The deportations started with Poles from Belorussia, Ukraine and European Russia (see Polish minority in Soviet Union) 1932-1936. Koreans in the Russian Far East were deported in 1937. Volga Germans and seven nationalities of the Crimea and the northern Caucasus were deported: the Crimean Tatars, Kalmyks, Chechens, Ingush, Balkars, Karachays, and Meskhetian Turks. Other minorities evicted from the Black Sea coastal region included Bulgarians, Greeks, and Armenians. From the newly conquered Eastern Poland 400,000 people were deported. The same followed in the Baltic republics of Latvia, Lithuania and Estonia (over 200,000 people were deported). The death toll from these deportations was huge: 60% of the Baltic deportees were estimated to have perished, and nearly half of the entire Crimean Tatar population died of hunger in the first eighteen months after being banished from their homeland. Overall, 40% of those deported are estimated to have perished.
After the WWII, the population of East Prussia was replaced by the Soviet one, mainly by Russians.

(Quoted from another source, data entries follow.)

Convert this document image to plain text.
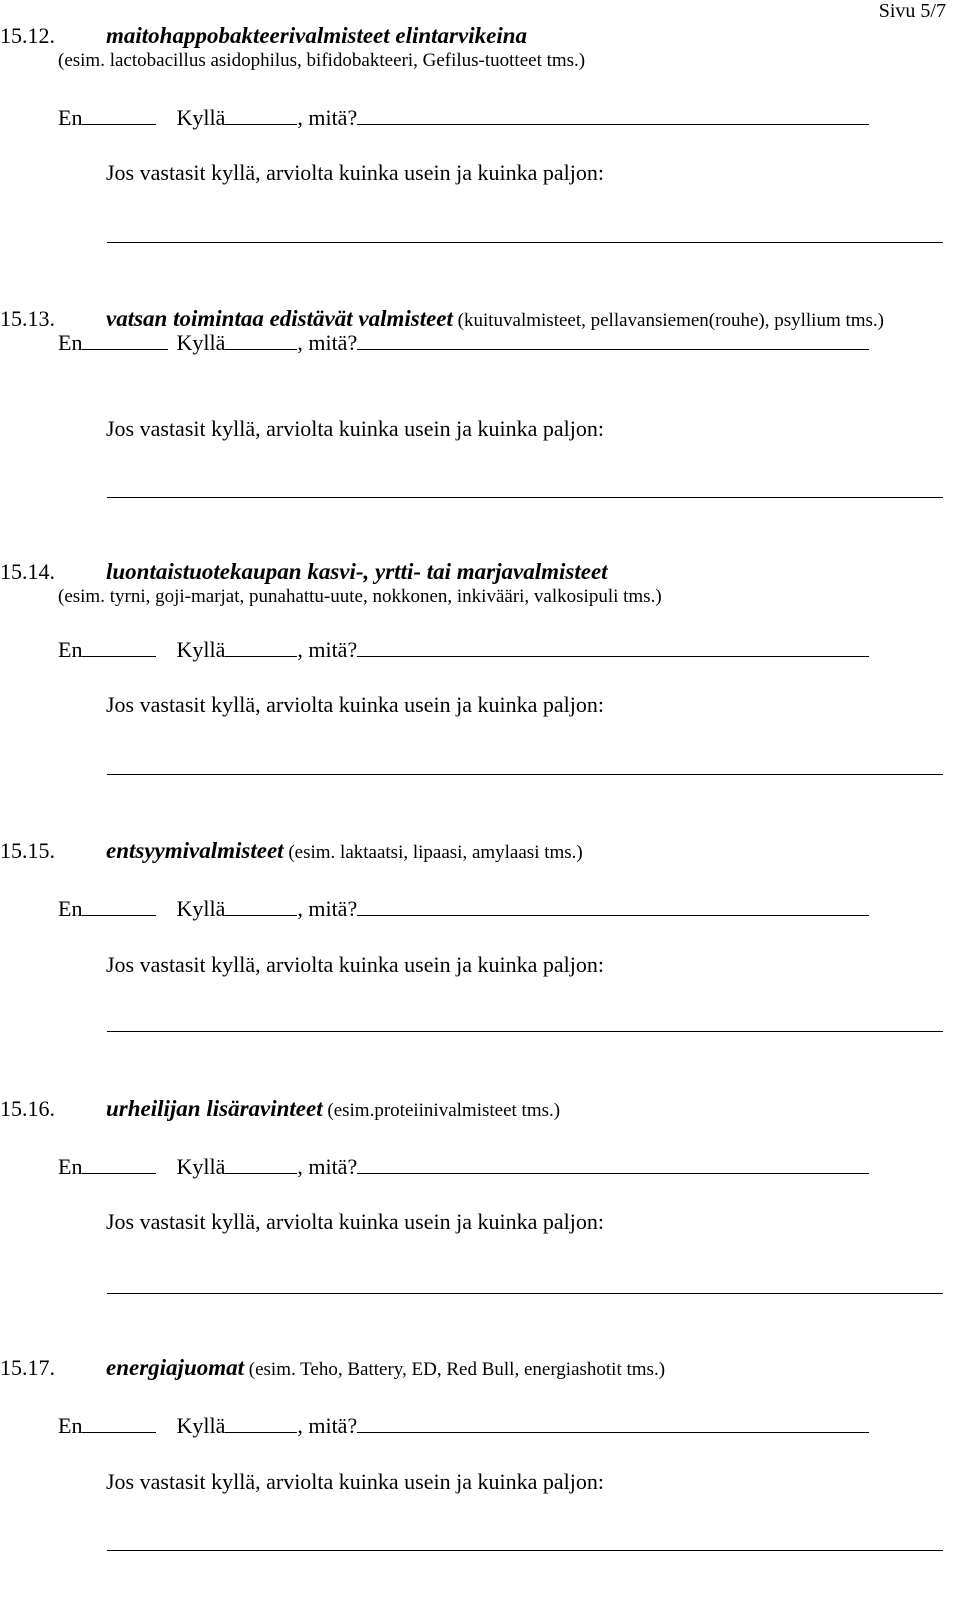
Sivu 5/7
15.12. maitohappobakteerivalmisteet elintarvikeina
(esim. lactobacillus asidophilus, bifidobakteeri, Gefilus-tuotteet tms.)
En	Kyllä	, mitä?
Jos vastasit kyllä, arviolta kuinka usein ja kuinka paljon:
15.13. vatsan toimintaa edistävät valmisteet (kuituvalmisteet, pellavansiemen(rouhe), psyllium tms.)
En	Kyllä	, mitä?
Jos vastasit kyllä, arviolta kuinka usein ja kuinka paljon:
15.14. luontaistuotekaupan kasvi-, yrtti- tai marjavalmisteet
(esim. tyrni, goji-marjat, punahattu-uute, nokkonen, inkivääri, valkosipuli tms.)
En	Kyllä	, mitä?
Jos vastasit kyllä, arviolta kuinka usein ja kuinka paljon:
15.15. entsyymivalmisteet (esim. laktaatsi, lipaasi, amylaasi tms.)
En	Kyllä	, mitä?
Jos vastasit kyllä, arviolta kuinka usein ja kuinka paljon:
15.16. urheilijan lisäravinteet (esim.proteiinivalmisteet tms.)
En	Kyllä	, mitä?
Jos vastasit kyllä, arviolta kuinka usein ja kuinka paljon:
15.17. energiajuomat (esim. Teho, Battery, ED, Red Bull, energiashotit tms.)
En	Kyllä	, mitä?
Jos vastasit kyllä, arviolta kuinka usein ja kuinka paljon:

In February 1956, Nikita Khrushchev in his speeech On the Personality Cult and its Consequences condemned the deportations as a violation of Leninist principles, asserting that the Ukrainians avoided such a fate "only because there were too many of them and there was no place to which to deport them." His government reversed most of Stalin's deportations, although it was not until as late as 1991 that the Tatars, Meskhs and Volga Germans were allowed to return en masse to their homelands. The deportations had a profound effect on the non-Russian peoples of the Soviet Union and they are still a major political issue - the memory of the deportations played a major part in the separatist movements in the Baltic republics, Tatarstan and Chechnya.